Advantages of Day Trading in Forex

November 22, 2019

Trading financial markets is a different experience for people. Depending on personality and risk appetite, different trading styles exist. A trading style refers to a trader’s attitude towards the market. More precisely, it relates to the time horizon traders are willing to let their trades open before cutting the loss or marking the profit.

Investors like to keep their positions open for a long time. They have plenty of financial resources and typically act way ahead of the curve.

Being ahead of the curve means anticipating a change in the underlying fundamental conditions and willingly placing a bet that the market will turn. The time horizon doesn’t matter as these traders use fundamentals and changes in the macroeconomic picture.

Such changes take time to form, and investors need plenty of patience and resources to wait for the market to turn.

Swing traders are investors that have little patience and less time on their hands. Either pressed by the need to perform on a relatively small timeframe ( the look at the daily, four-hour or even the hourly charts) or the lack of capital to keep positions open for longer, swing traders wait for a few hours, days, or even a couple of weeks until closing a trade.

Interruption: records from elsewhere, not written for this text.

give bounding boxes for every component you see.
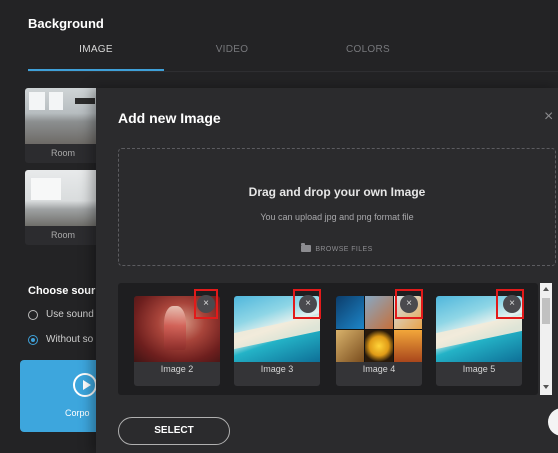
video-card[interactable]: Corpo [20, 360, 100, 432]
dropzone-title: Drag and drop your own Image [248, 185, 426, 199]
video-card-label: Corpo [65, 408, 90, 418]
use-sound-option[interactable]: Use sound [28, 309, 94, 320]
tab-image[interactable]: IMAGE [28, 44, 164, 55]
use-sound-label: Use sound [46, 309, 94, 320]
radio-selected-icon[interactable] [28, 334, 38, 345]
background-tabs: IMAGE VIDEO COLORS [28, 38, 558, 72]
gallery-scrollbar[interactable] [540, 283, 552, 395]
modal-title: Add new Image [118, 110, 221, 126]
room-card[interactable]: Room [25, 88, 101, 163]
image-label: Image 2 [160, 364, 194, 374]
scroll-up-icon[interactable] [543, 287, 549, 291]
image-gallery: Image 2 Image 3 Image 4 Image 5 × × × × [118, 283, 538, 395]
highlight-box [293, 289, 321, 319]
without-sound-label: Without so [46, 334, 94, 345]
room-thumbnail [25, 170, 101, 226]
tab-video[interactable]: VIDEO [164, 44, 300, 55]
add-image-modal: Add new Image × Drag and drop your own I… [96, 88, 558, 453]
tab-colors[interactable]: COLORS [300, 44, 436, 55]
room-thumbnail [25, 88, 101, 144]
browse-files-link[interactable]: BROWSE FILES [119, 243, 555, 253]
folder-icon [301, 243, 312, 252]
radio-icon[interactable] [28, 309, 38, 320]
image-label: Image 4 [362, 364, 396, 374]
highlight-box [395, 289, 423, 319]
play-icon[interactable] [73, 373, 97, 397]
room-label: Room [50, 148, 75, 158]
active-tab-underline [28, 69, 164, 71]
scrollbar-thumb[interactable] [542, 298, 550, 324]
room-card[interactable]: Room [25, 170, 101, 245]
without-sound-option[interactable]: Without so [28, 334, 93, 345]
highlight-box [496, 289, 524, 319]
tabs-divider [28, 71, 558, 72]
choose-sound-title: Choose sour [28, 285, 96, 297]
scroll-down-icon[interactable] [543, 385, 549, 389]
select-button[interactable]: SELECT [118, 417, 230, 445]
upload-dropzone[interactable]: Drag and drop your own Image You can upl… [118, 148, 556, 266]
highlight-box [194, 289, 218, 319]
image-label: Image 3 [260, 364, 294, 374]
image-label: Image 5 [462, 364, 496, 374]
dropzone-subtitle: You can upload jpg and png format file [260, 212, 414, 222]
browse-files-label: BROWSE FILES [315, 246, 373, 253]
close-icon[interactable]: × [544, 108, 553, 126]
room-label: Room [50, 230, 75, 240]
background-title: Background [28, 16, 104, 31]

Many retail traders fall into this category, but not as many as those involved in day trading.

 

What is Day Trading?

Day trading emerged as a form of Forex trading where traders close all open positions at or before the end of the trading day. Any Forex broker is more than happy to have as many retail traders involved in day trading as they will generate important commissions.

Let’s not forget that brokerage houses live from commissioning, by intermediating the access to the interbank market.

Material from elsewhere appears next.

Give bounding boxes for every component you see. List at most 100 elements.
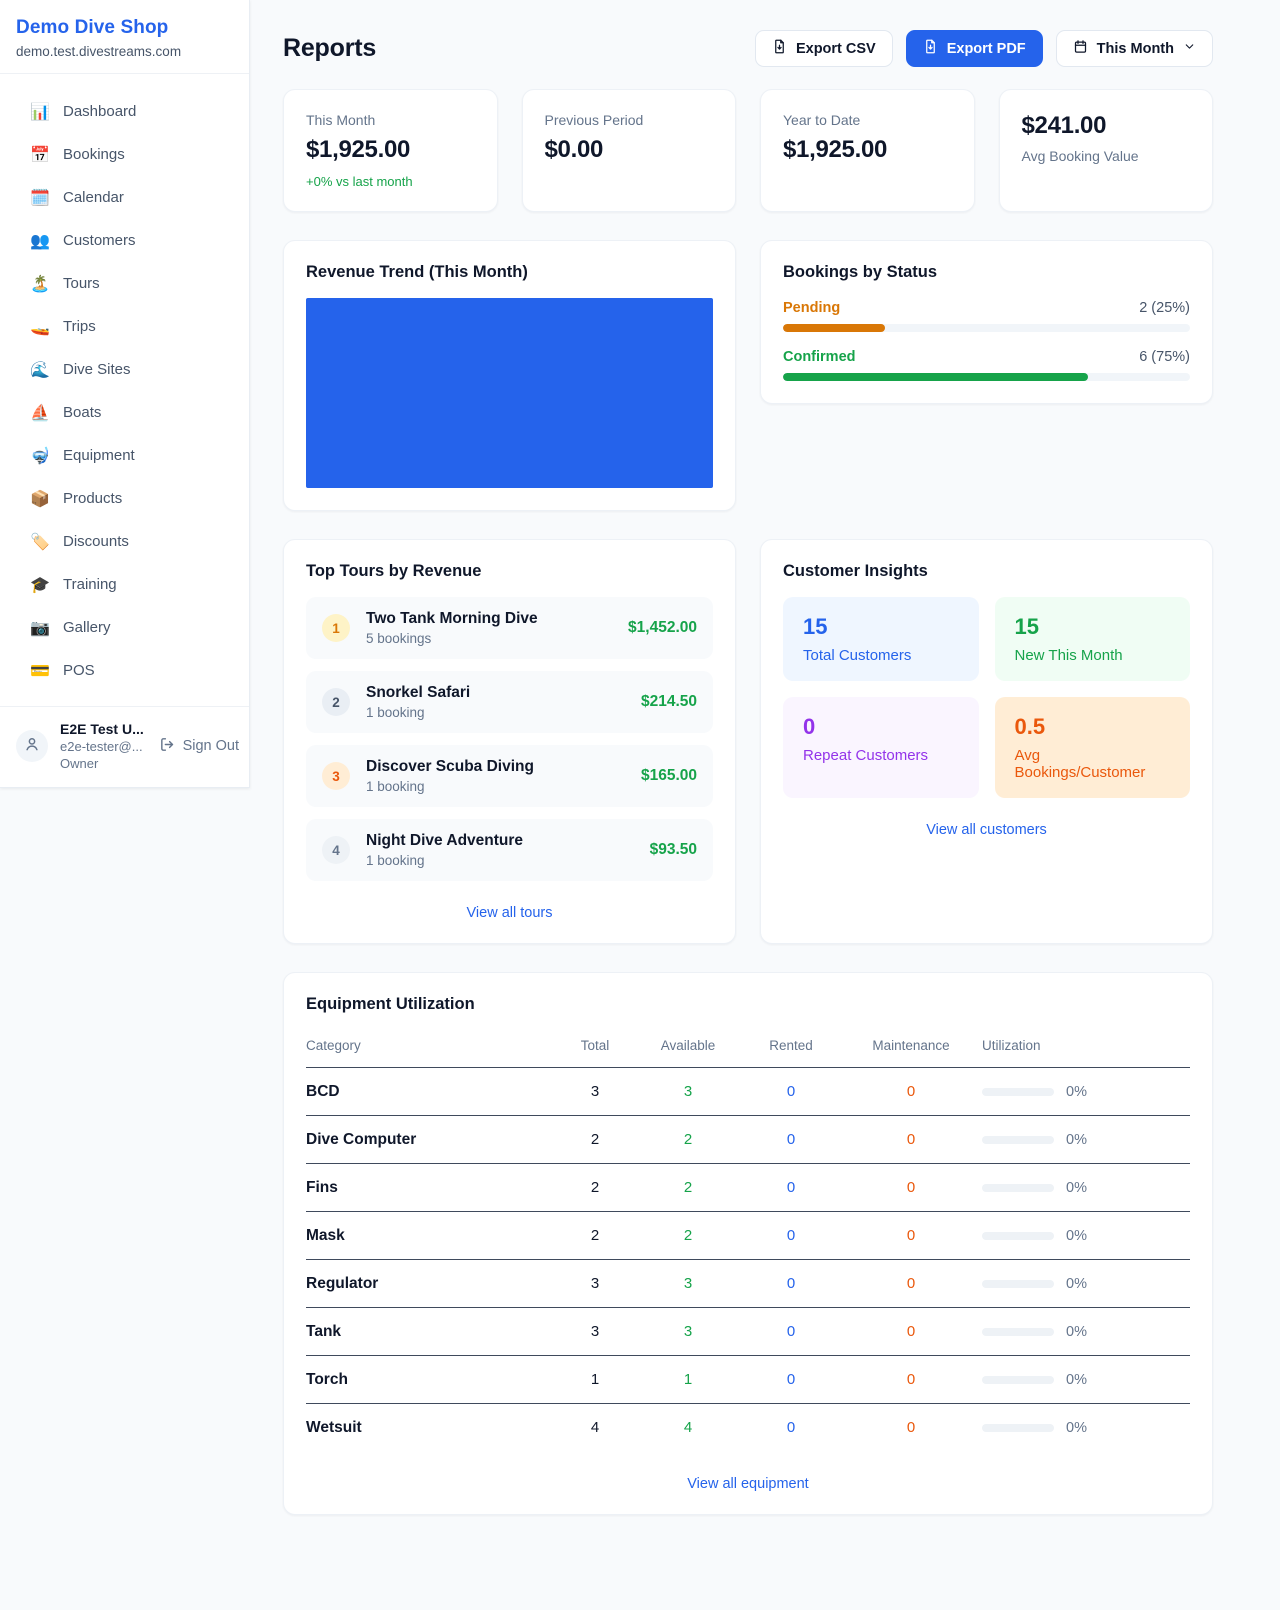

A Forex trading system based on day trading requires that all positions are closed at the end of the trading day. No matter what, either with a profit or with a loss, the traders close the positions.

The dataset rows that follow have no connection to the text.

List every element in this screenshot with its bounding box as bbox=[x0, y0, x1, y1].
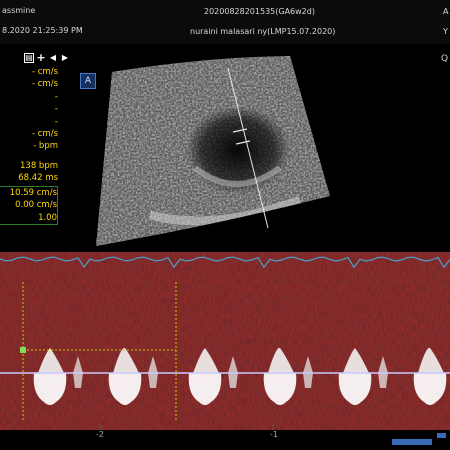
sector-scan bbox=[96, 56, 330, 246]
caliper-handle[interactable] bbox=[20, 347, 26, 353]
scale-bar bbox=[392, 439, 432, 445]
time-tick-label: -1 bbox=[270, 430, 278, 439]
spectral-doppler[interactable] bbox=[0, 252, 450, 430]
bmode-image bbox=[96, 56, 330, 246]
scale-indicator bbox=[437, 433, 446, 438]
time-tick-label: -2 bbox=[96, 430, 104, 439]
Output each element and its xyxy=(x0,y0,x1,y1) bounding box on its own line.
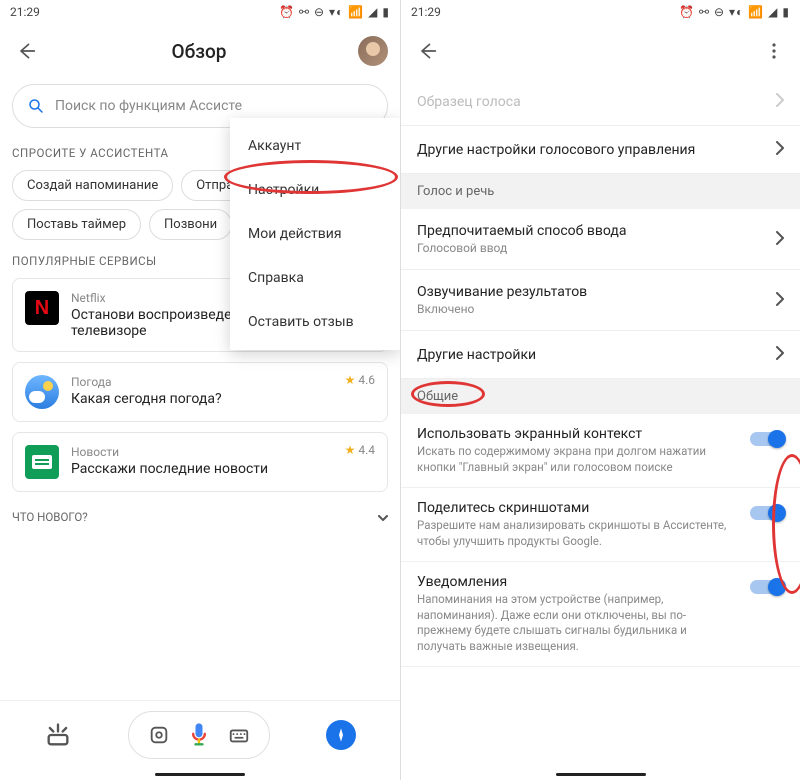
mic-button[interactable] xyxy=(179,715,219,755)
explore-button[interactable] xyxy=(326,720,356,750)
section-voice-and-speech: Голос и речь xyxy=(401,174,800,209)
toggle-notifications[interactable]: Уведомления Напоминания на этом устройст… xyxy=(401,562,800,667)
item-preferred-input[interactable]: Предпочитаемый способ ввода Голосовой вв… xyxy=(401,209,800,270)
toggle-switch[interactable] xyxy=(750,430,784,448)
menu-account[interactable]: Аккаунт xyxy=(230,124,400,168)
center-input-controls xyxy=(128,711,270,759)
section-general: Общие xyxy=(401,379,800,414)
toggle-switch[interactable] xyxy=(750,504,784,522)
nav-handle[interactable] xyxy=(401,768,800,780)
more-button[interactable] xyxy=(760,37,788,65)
right-phone-screen: 21:29 ⏰ ⚯ ⊖ ▾◐ 📶 ◢ ▮ Образец голоса Друг… xyxy=(400,0,800,780)
card-rating: ★4.6 xyxy=(345,373,375,387)
card-rating: ★4.4 xyxy=(345,443,375,457)
star-icon: ★ xyxy=(345,443,356,457)
chevron-right-icon xyxy=(776,92,784,111)
account-menu: Аккаунт Настройки Мои действия Справка О… xyxy=(230,118,400,350)
status-icons: ⏰ ⚯ ⊖ ▾◐ 📶 ◢ ▮ xyxy=(279,5,390,19)
card-weather[interactable]: Погода Какая сегодня погода? ★4.6 xyxy=(12,362,388,422)
compass-icon xyxy=(333,727,349,743)
section-general-label: Общие xyxy=(417,389,458,404)
chevron-down-icon[interactable] xyxy=(378,510,388,524)
arrow-left-icon xyxy=(417,41,437,61)
section-whats-new: ЧТО НОВОГО? xyxy=(12,510,388,524)
star-icon: ★ xyxy=(345,373,356,387)
netflix-icon: N xyxy=(25,291,59,325)
status-time: 21:29 xyxy=(411,5,441,19)
chip-set-timer[interactable]: Поставь таймер xyxy=(12,209,141,240)
card-category: Новости xyxy=(71,445,375,459)
card-title: Расскажи последние новости xyxy=(71,461,375,477)
menu-my-activity[interactable]: Мои действия xyxy=(230,212,400,256)
card-title: Какая сегодня погода? xyxy=(71,391,375,407)
item-other-voice-settings[interactable]: Другие настройки голосового управления xyxy=(401,126,800,174)
bottom-bar xyxy=(0,700,400,768)
menu-settings[interactable]: Настройки xyxy=(230,168,400,212)
left-phone-screen: 21:29 ⏰ ⚯ ⊖ ▾◐ 📶 ◢ ▮ Обзор Поиск по функ… xyxy=(0,0,400,780)
chevron-right-icon xyxy=(776,291,784,310)
news-icon xyxy=(25,445,59,479)
snapshot-icon[interactable] xyxy=(44,721,72,749)
header: Обзор xyxy=(0,24,400,78)
menu-help[interactable]: Справка xyxy=(230,256,400,300)
page-title: Обзор xyxy=(40,40,358,63)
status-bar: 21:29 ⏰ ⚯ ⊖ ▾◐ 📶 ◢ ▮ xyxy=(401,0,800,24)
item-other-settings[interactable]: Другие настройки xyxy=(401,331,800,379)
weather-icon xyxy=(25,375,59,409)
chevron-right-icon xyxy=(776,230,784,249)
avatar[interactable] xyxy=(358,36,388,66)
nav-handle[interactable] xyxy=(0,768,400,780)
section-popular-label: ПОПУЛЯРНЫЕ СЕРВИСЫ xyxy=(12,254,157,268)
chip-create-reminder[interactable]: Создай напоминание xyxy=(12,170,173,201)
item-speech-output[interactable]: Озвучивание результатов Включено xyxy=(401,270,800,331)
search-placeholder: Поиск по функциям Ассисте xyxy=(55,98,242,114)
back-button[interactable] xyxy=(12,37,40,65)
lens-button[interactable] xyxy=(139,715,179,755)
back-button[interactable] xyxy=(413,37,441,65)
card-news[interactable]: Новости Расскажи последние новости ★4.4 xyxy=(12,432,388,492)
status-icons: ⏰ ⚯ ⊖ ▾◐ 📶 ◢ ▮ xyxy=(679,5,790,19)
menu-feedback[interactable]: Оставить отзыв xyxy=(230,300,400,344)
card-category: Погода xyxy=(71,375,375,389)
item-voice-sample: Образец голоса xyxy=(401,78,800,126)
header xyxy=(401,24,800,78)
status-time: 21:29 xyxy=(10,5,40,19)
keyboard-button[interactable] xyxy=(219,715,259,755)
right-body: Образец голоса Другие настройки голосово… xyxy=(401,78,800,768)
chevron-right-icon xyxy=(776,140,784,159)
arrow-left-icon xyxy=(16,41,36,61)
chip-call[interactable]: Позвони xyxy=(149,209,232,240)
status-bar: 21:29 ⏰ ⚯ ⊖ ▾◐ 📶 ◢ ▮ xyxy=(0,0,400,24)
whats-new-label: ЧТО НОВОГО? xyxy=(12,510,88,524)
toggle-screen-context[interactable]: Использовать экранный контекст Искать по… xyxy=(401,414,800,488)
chevron-right-icon xyxy=(776,345,784,364)
search-icon xyxy=(27,97,45,115)
toggle-share-screenshots[interactable]: Поделитесь скриншотами Разрешите нам ана… xyxy=(401,488,800,562)
left-body: Поиск по функциям Ассисте СПРОСИТЕ У АСС… xyxy=(0,78,400,700)
toggle-switch[interactable] xyxy=(750,578,784,596)
more-vert-icon xyxy=(772,43,776,59)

Also called intraday trading, day trading is a disciplined approach that resembles scalping. When scalping, traders keep positions open for a brief period and use lower timeframes like the one-minute or maximum the five-minute chart.

When day trading, the timeframe doesn’t matter, as long as the position is closed at the end of the trading day. For instance, even the monthly chart is useful in day trading.

If there’s a candlestick pattern like a hammer (reversal pattern that forms at the bottom of bearish trends), the market typically retraces 50% or 61.8% before putting a bottom. Therefore, traders act on a daily basis but consider a timeframe that usually isn’t used by scalpers.

One of the many day trading advantages is that traders avoid negative swaps. A swap is the differential between the two currencies that make the pair, and it may be negative.

In fact, the last years brought some changes in the monetary policies around the world, as the recession forced central banks to ease below zero. The process resulted in many currency pairs having a negative swap and affecting the balances of swing traders and investors.

Day trading the Forex market, however, avoids such costs. Moreover, by closing the positions at the end of the trading day, traders benefit from better money management than other trading styles.